Я снова и снова прокручивал в уме вопрос, репетируя, как бы я его сказал, но постоянно возвращался к мыслям о мэре.

Я боялся, что он перестанет меня любить.

Когда пришло время вопросов, я поднял руку, и начальник позвал меня.

Я встал. Я не помню, какой вопрос я задал, но я знаю, что он не касался домогательств.

После пресс-конференции мэр похлопал меня по спине, и я почувствовал себя особенным.

Я сейчас чувствую себя виноватым, что не учел женщину, подавшую жалобу, тем более, что сам подвергся нападению. Я чувствую себя трусом.

Я мог бы извиниться за то, что не задал этот вопрос на пресс-конференции. Правда в том, что у меня не было достаточно времени, чтобы изучить обоснованность утверждения. Я мог бы сказать, что не задавал вопрос, потому что не знал, правда ли это.

Тем не менее, это было бы ложью.

Правда в том, что я похоронил эту историю. Я никогда не преследовал его. Нет дополнительного вопроса. Никаких последующих историй.

Хотя все три приведенных выше анекдота разные, у них есть общий знаменатель: мне нужно внимание мужчин постарше.

Я думаю, что эта потребность естественна, особенно когда мы молоды и ищем руководства.

Тем не менее, моя потребность была обескураживающей. Это ослепляло меня, сохраняя наивность в отношении некоторых реальностей. Это заставило меня почувствовать отчаяние, готовность пожертвовать своей честностью ради одобрения влиятельных людей.

Сейчас мне 48, я замужем, у меня двое сыновей, но я до сих пор либо не доверяю, либо опасаюсь, либо соглашаюсь с мужчинами, обладающими властью.

Я все еще жажду любви отца. Мне все еще нужен отец, чтобы чувствовать себя в безопасности.

Пренебрежение в детстве взращивает пустоту, которую хочется заполнить.
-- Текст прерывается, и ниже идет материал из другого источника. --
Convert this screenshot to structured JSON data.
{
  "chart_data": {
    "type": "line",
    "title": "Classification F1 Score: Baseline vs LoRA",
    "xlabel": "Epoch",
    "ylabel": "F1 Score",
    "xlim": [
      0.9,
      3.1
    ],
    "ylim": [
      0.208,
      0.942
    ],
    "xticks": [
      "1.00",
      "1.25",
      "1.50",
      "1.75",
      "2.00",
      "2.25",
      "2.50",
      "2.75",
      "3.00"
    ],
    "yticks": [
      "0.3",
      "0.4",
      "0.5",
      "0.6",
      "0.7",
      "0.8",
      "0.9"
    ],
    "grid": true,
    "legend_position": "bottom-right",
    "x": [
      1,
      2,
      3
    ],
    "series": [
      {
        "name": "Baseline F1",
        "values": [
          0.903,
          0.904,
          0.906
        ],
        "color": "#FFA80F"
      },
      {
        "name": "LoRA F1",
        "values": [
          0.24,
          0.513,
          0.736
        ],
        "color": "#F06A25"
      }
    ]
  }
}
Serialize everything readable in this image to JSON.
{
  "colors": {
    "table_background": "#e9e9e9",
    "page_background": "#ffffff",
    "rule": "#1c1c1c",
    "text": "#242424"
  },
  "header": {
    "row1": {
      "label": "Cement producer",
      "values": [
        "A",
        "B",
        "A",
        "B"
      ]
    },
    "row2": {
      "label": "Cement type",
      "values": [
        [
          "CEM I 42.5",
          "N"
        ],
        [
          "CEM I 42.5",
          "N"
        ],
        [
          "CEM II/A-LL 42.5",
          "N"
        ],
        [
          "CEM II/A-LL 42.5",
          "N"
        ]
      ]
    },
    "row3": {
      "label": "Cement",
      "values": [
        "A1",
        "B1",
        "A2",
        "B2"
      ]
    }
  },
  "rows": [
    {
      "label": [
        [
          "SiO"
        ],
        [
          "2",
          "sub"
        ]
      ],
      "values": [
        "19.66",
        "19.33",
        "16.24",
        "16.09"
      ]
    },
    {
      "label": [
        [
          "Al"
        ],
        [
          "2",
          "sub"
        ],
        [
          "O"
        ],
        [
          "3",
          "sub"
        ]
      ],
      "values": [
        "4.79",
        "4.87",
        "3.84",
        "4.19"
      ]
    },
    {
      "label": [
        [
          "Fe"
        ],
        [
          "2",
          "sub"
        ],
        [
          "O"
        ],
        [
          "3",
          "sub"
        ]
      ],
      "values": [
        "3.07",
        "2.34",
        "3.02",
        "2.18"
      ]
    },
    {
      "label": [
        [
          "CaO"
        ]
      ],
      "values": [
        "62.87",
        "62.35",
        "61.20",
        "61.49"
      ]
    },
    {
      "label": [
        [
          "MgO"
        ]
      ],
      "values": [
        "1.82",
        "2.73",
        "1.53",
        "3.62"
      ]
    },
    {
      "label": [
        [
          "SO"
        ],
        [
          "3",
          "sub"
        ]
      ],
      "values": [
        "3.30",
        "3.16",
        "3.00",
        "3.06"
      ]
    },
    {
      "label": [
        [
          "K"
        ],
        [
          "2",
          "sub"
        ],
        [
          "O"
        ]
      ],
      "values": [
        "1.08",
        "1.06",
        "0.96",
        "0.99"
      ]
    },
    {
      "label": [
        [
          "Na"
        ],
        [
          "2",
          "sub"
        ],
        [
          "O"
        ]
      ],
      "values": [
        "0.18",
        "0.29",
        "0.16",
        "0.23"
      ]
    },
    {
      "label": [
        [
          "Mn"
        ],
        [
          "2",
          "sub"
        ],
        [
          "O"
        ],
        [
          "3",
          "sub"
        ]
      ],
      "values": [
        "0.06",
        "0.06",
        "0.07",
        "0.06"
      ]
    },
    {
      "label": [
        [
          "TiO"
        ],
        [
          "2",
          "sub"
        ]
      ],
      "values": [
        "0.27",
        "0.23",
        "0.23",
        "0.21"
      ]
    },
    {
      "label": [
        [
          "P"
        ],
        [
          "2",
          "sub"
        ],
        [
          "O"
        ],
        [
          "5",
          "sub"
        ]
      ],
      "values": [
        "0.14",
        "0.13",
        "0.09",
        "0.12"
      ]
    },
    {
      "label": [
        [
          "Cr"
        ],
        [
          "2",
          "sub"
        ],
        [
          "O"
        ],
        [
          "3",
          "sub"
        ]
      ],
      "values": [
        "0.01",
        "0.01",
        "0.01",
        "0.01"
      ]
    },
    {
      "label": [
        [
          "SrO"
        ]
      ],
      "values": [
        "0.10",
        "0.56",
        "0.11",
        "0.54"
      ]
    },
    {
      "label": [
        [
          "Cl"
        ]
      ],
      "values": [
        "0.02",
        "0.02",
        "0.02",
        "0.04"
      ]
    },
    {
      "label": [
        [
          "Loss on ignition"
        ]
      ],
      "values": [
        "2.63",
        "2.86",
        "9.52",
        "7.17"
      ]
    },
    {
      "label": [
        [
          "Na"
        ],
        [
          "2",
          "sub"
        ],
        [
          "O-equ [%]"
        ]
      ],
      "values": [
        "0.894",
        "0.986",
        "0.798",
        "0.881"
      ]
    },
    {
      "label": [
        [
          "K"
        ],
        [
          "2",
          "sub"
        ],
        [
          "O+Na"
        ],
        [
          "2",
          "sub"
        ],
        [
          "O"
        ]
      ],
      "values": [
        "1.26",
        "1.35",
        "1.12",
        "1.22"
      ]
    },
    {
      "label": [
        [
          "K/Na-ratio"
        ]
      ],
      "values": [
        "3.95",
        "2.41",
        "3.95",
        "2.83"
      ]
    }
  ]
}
Даже сейчас, говоря об этом чувстве, я чувствую себя истощенным и менее похожим на «мужчину».

Я вспоминаю длинный список мужчин, к которым я обращался, от старших сверстников до учителей, тренеров, боссов — и множество ошибок, которые я совершил на этом пути.

Со всеми ними я был готов игнорировать свою интуицию, отказаться от своего голоса и пожертвовать своей честностью, лишь бы они любили меня.

[Примечание автора: я думаю, что многое из моего поведения во взрослой жизни связано с жестоким обращением, которое я испытал в детстве, о котором я не говорил большую часть своей жизни. Я написал эссе « Как я понял, что вырос в семье , где жестоко обращаются» о первом признании того, через что я прошел в детстве.]